After the judge scrutinizes all of the evidence, judicial debate begin.Here, all persons involved in the case, summarizing, oral speaking and justifying their position.The right to the last word always belongs to the defendant.
The final step is to remove the Arbitration Court for deliberation and decision.It is made in one copy and is attached to the case.The arbitration award shall be announced by the Chairman.After that specifies the procedure for its appeal.
additional ruling of the arbitral tribunal may in cases of unresolved issues on court costs when the size was not specified sum of money awarded, the property, when there was no decision on the request put forward by a party to the submission of evidence.
The evidence in the arbitration process
to settle the dispute must be present all possible evidence.The actual composition of the case is formed on the basis of the claim, the defendant's written dissent, border substantive law.According to article 69 and 70 of the APC, the facts recognized by the court generally known foregone or confirmed by both parties do not need to be proved.The obligation to carry out the process of proof in arbitration proceedings rests with the officer or appropriate authority to challenge the acts, decisions, actions, and so on.
stages of the arbitration process of proof as follows:
1. Collection of evidence.
2. Submission of information by persons involved in the case.
3. With regard to the principles of orality, immediacy and adversarial examination of the evidence takes place.
4. evaluation of the facts is made in accordance with Article 71 of the APC.
The evidence in the arbitration process are bound to be admissible, valid and directly related to the case.The facts can be used as material and written evidence, expert opinion, write a variety of media, the answers of witnesses and so on.
verdict of Court of Arbitration
Deciding on the dispute shall judge in a separate room.If the case is seen collectively, the conclusion is applied based on majority vote.The judgment shall be in writing, to the mandatory signatures of all participating judges.After that, the Chairman read out the decision, and their right of appeal.The law provides for the deposition of a reasoned decision for a period not more than three days.
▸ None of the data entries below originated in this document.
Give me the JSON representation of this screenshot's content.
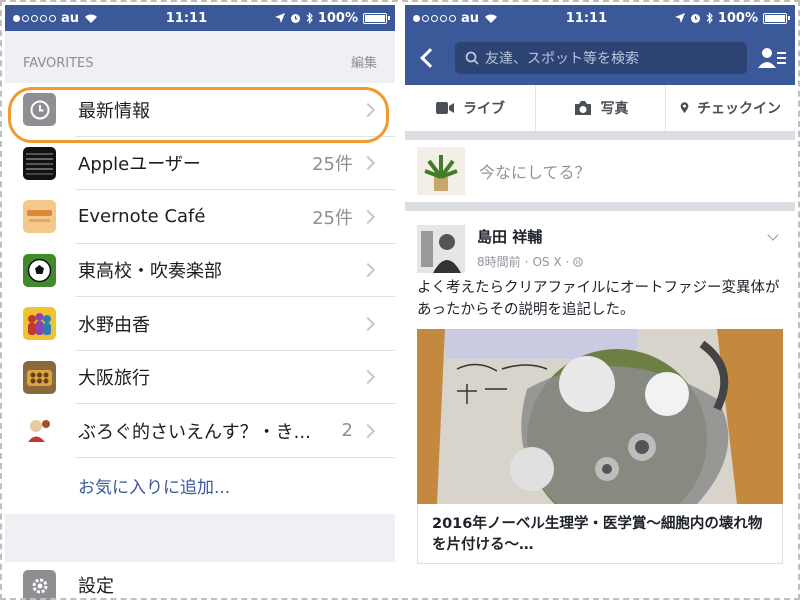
{
  "left": {
    "status": {
      "carrier": "au",
      "time": "11:11",
      "battery": "100%"
    },
    "favorites_label": "FAVORITES",
    "edit_label": "編集",
    "items": [
      {
        "label": "最新情報",
        "count": "",
        "icon": "clock-icon"
      },
      {
        "label": "Appleユーザー",
        "count": "25件",
        "icon": "group-photo-icon"
      },
      {
        "label": "Evernote Café",
        "count": "25件",
        "icon": "group-photo-icon"
      },
      {
        "label": "東高校・吹奏楽部",
        "count": "",
        "icon": "soccer-ball-icon"
      },
      {
        "label": "水野由香",
        "count": "",
        "icon": "people-icon"
      },
      {
        "label": "大阪旅行",
        "count": "",
        "icon": "food-photo-icon"
      },
      {
        "label": "ぶろぐ的さいえんす？・き...",
        "count": "2",
        "icon": "blog-photo-icon"
      }
    ],
    "add_favorite": "お気に入りに追加...",
    "settings_label": "設定"
  },
  "right": {
    "status": {
      "carrier": "au",
      "time": "11:11",
      "battery": "100%"
    },
    "search_placeholder": "友達、スポット等を検索",
    "actions": {
      "live": "ライブ",
      "photo": "写真",
      "checkin": "チェックイン"
    },
    "composer_placeholder": "今なにしてる？",
    "post": {
      "author": "島田 祥輔",
      "time": "8時間前",
      "source": "OS X",
      "text": "よく考えたらクリアファイルにオートファジー変異体があったからその説明を追記した。",
      "link_title": "2016年ノーベル生理学・医学賞〜細胞内の壊れ物を片付ける〜…"
    }
  }
}
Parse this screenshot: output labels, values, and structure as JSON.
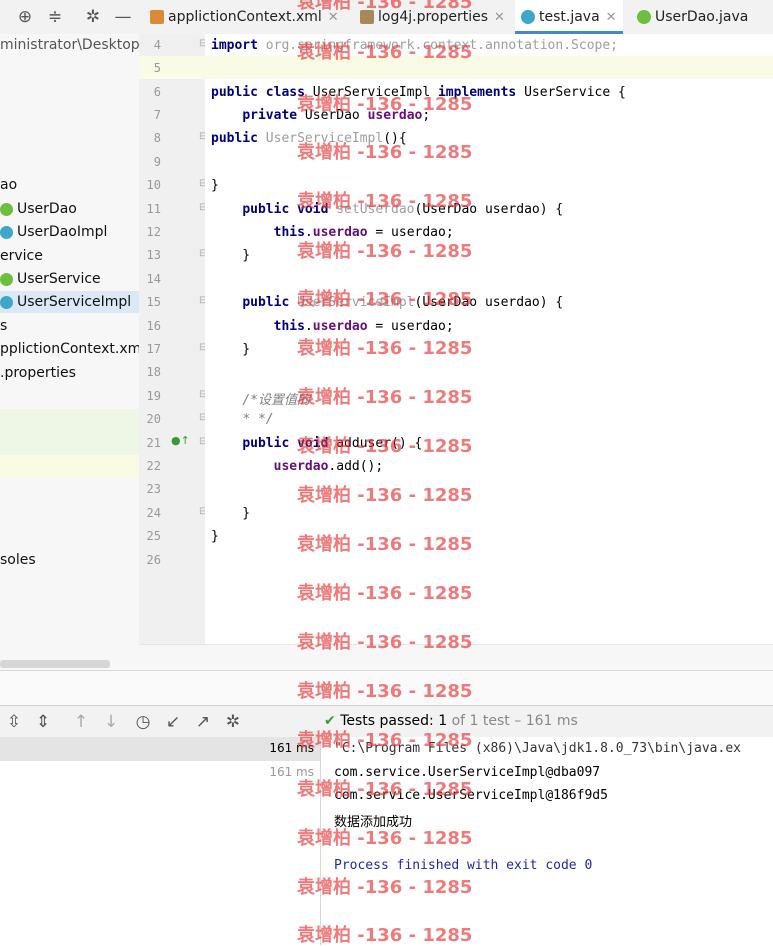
{
  "tabs": [
    {
      "label": "applictionContext.xml",
      "icon": "xml-file-icon"
    },
    {
      "label": "log4j.properties",
      "icon": "properties-file-icon"
    },
    {
      "label": "test.java",
      "icon": "java-class-icon"
    },
    {
      "label": "UserDao.java",
      "icon": "java-interface-icon"
    }
  ],
  "project": {
    "path": "ministrator\\Desktop\\c",
    "items": [
      "ao",
      "UserDao",
      "UserDaoImpl",
      "ervice",
      "UserService",
      "UserServiceImpl",
      "s",
      "pplictionContext.xml",
      ".properties",
      "soles"
    ]
  },
  "editor": {
    "line_numbers": [
      "4",
      "5",
      "6",
      "7",
      "8",
      "9",
      "10",
      "11",
      "12",
      "13",
      "14",
      "15",
      "16",
      "17",
      "18",
      "19",
      "20",
      "21",
      "22",
      "23",
      "24",
      "25",
      "26"
    ]
  },
  "bottom": {
    "tests_passed_label": "Tests passed:",
    "tests_passed_count": "1",
    "tests_total": "of 1 test – 161 ms",
    "row_time_1": "161 ms",
    "row_time_2": "161 ms"
  },
  "console": {
    "lines": [
      "\"C:\\Program Files (x86)\\Java\\jdk1.8.0_73\\bin\\java.ex",
      "com.service.UserServiceImpl@dba097",
      "com.service.UserServiceImpl@186f9d5",
      "数据添加成功",
      "",
      "Process finished with exit code 0"
    ]
  },
  "watermark": "袁增柏 -136 - 1285",
  "colors": {
    "keyword": "#000080",
    "field": "#660e7a",
    "accent": "#4a86c8",
    "pass": "#3a9a3a"
  }
}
more stages of the arbitral process.Appeal
The complaint should be the justification of disagreement with the decision of the court.Serve it must be in writing, with the obligatory signature of the person concerned.You must specify the name of the court, which appealed and the court which took the decision under appeal, describe the basis for the dispute and to make every application.Do not be amiss to specify the names, addresses and contacts of persons who participated in the case and can confirm disagreement.
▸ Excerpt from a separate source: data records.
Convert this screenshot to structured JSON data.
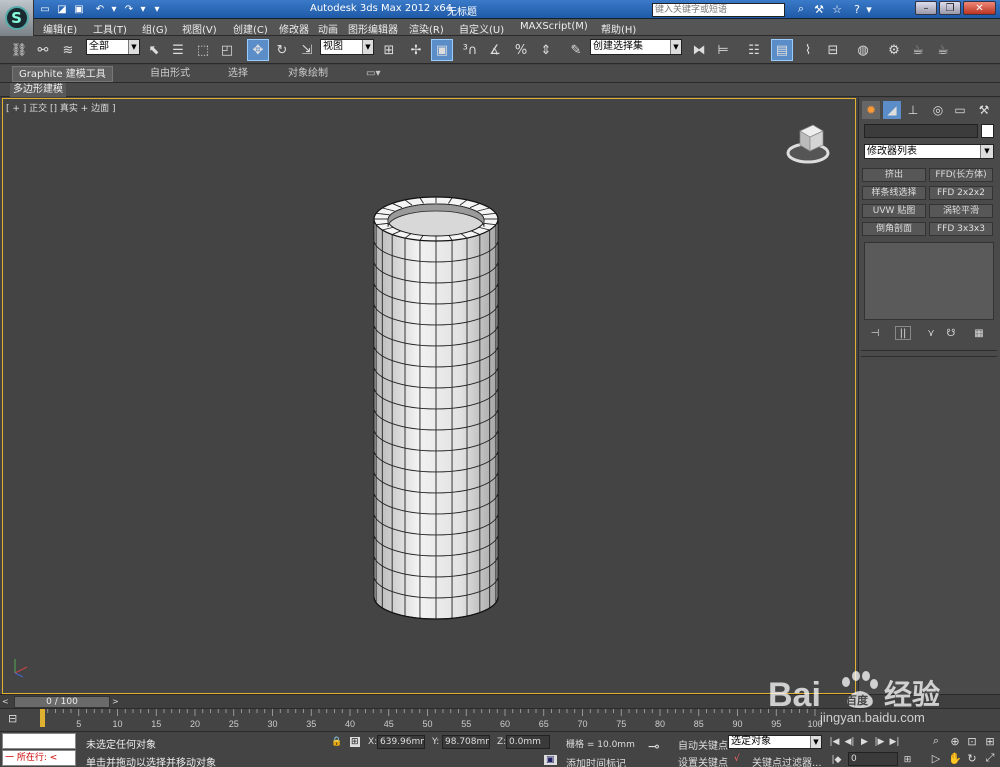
{
  "titlebar": {
    "app_title": "Autodesk 3ds Max  2012 x64",
    "file_name": "无标题",
    "search_placeholder": "键入关键字或短语",
    "logo": "3ds-max-logo-icon",
    "quick_access": [
      "new-file-icon",
      "open-file-icon",
      "save-icon",
      "undo-icon",
      "undo-dropdown-icon",
      "redo-icon",
      "redo-dropdown-icon",
      "customize-dropdown-icon"
    ],
    "tools": [
      "binoculars-icon",
      "tools-icon",
      "star-icon",
      "help-icon"
    ],
    "window_controls": [
      "minimize-icon",
      "restore-icon",
      "close-icon"
    ]
  },
  "menubar": {
    "items": [
      "编辑(E)",
      "工具(T)",
      "组(G)",
      "视图(V)",
      "创建(C)",
      "修改器",
      "动画",
      "图形编辑器",
      "渲染(R)",
      "自定义(U)",
      "MAXScript(M)",
      "帮助(H)"
    ]
  },
  "toolbar": {
    "filter_value": "全部",
    "refcoord_value": "视图",
    "named_sel_value": "创建选择集"
  },
  "ribbon": {
    "tabs": [
      "Graphite 建模工具",
      "自由形式",
      "选择",
      "对象绘制"
    ],
    "sub_label": "多边形建模"
  },
  "viewport": {
    "label": "[ + ] 正交 [] 真实 + 边面 ]"
  },
  "cmdpanel": {
    "modifier_list": "修改器列表",
    "buttons": [
      "挤出",
      "FFD(长方体)",
      "样条线选择",
      "FFD 2x2x2",
      "UVW 贴图",
      "涡轮平滑",
      "倒角剖面",
      "FFD 3x3x3"
    ]
  },
  "timeslider": {
    "value": "0 / 100",
    "ticks": [
      0,
      5,
      10,
      15,
      20,
      25,
      30,
      35,
      40,
      45,
      50,
      55,
      60,
      65,
      70,
      75,
      80,
      85,
      90,
      95,
      100
    ]
  },
  "status": {
    "running": "一  所在行:  <",
    "selection": "未选定任何对象",
    "hint": "单击并拖动以选择并移动对象",
    "x_label": "X:",
    "x_value": "639.96mm",
    "y_label": "Y:",
    "y_value": "98.708mm",
    "z_label": "Z:",
    "z_value": "0.0mm",
    "grid": "栅格 = 10.0mm",
    "add_time_tag": "添加时间标记",
    "auto_key": "自动关键点",
    "set_key": "设置关键点",
    "sel_obj": "选定对象",
    "key_filter": "关键点过滤器...",
    "frame": "0"
  },
  "watermark": {
    "brand": "Bai",
    "brand2": "百度",
    "suffix": "经验",
    "url": "jingyan.baidu.com"
  }
}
complaint is made on the basis of Article 260 of the APC, for non-compliance which it will be rejected for the elimination of shortcomings.You can file an appeal within one month from the announcement of the first instance court decision.The decision was adopted at a meeting of the board of judges.
The appeal process is considered arbitration cases concerning appeals against the decisions of arbitration courts of first instance and appeal.Rules of registration of the complaint are the same as described above, but the deadline extended to 2 months.The highest judicial body in dealing with disputes is the Supreme Arbitration Court of the Russian Federation, the implementation of proper supervision of all other departments.Statement by the organization can be submitted within three months.After his decision the case is referred to the Presidency.At the meeting, the keynote speaker in favor judge SAC.The solution is approved by a large number of the judges' votes.If no consensus has been found, the view remains unchanged.Of appeal is not subject.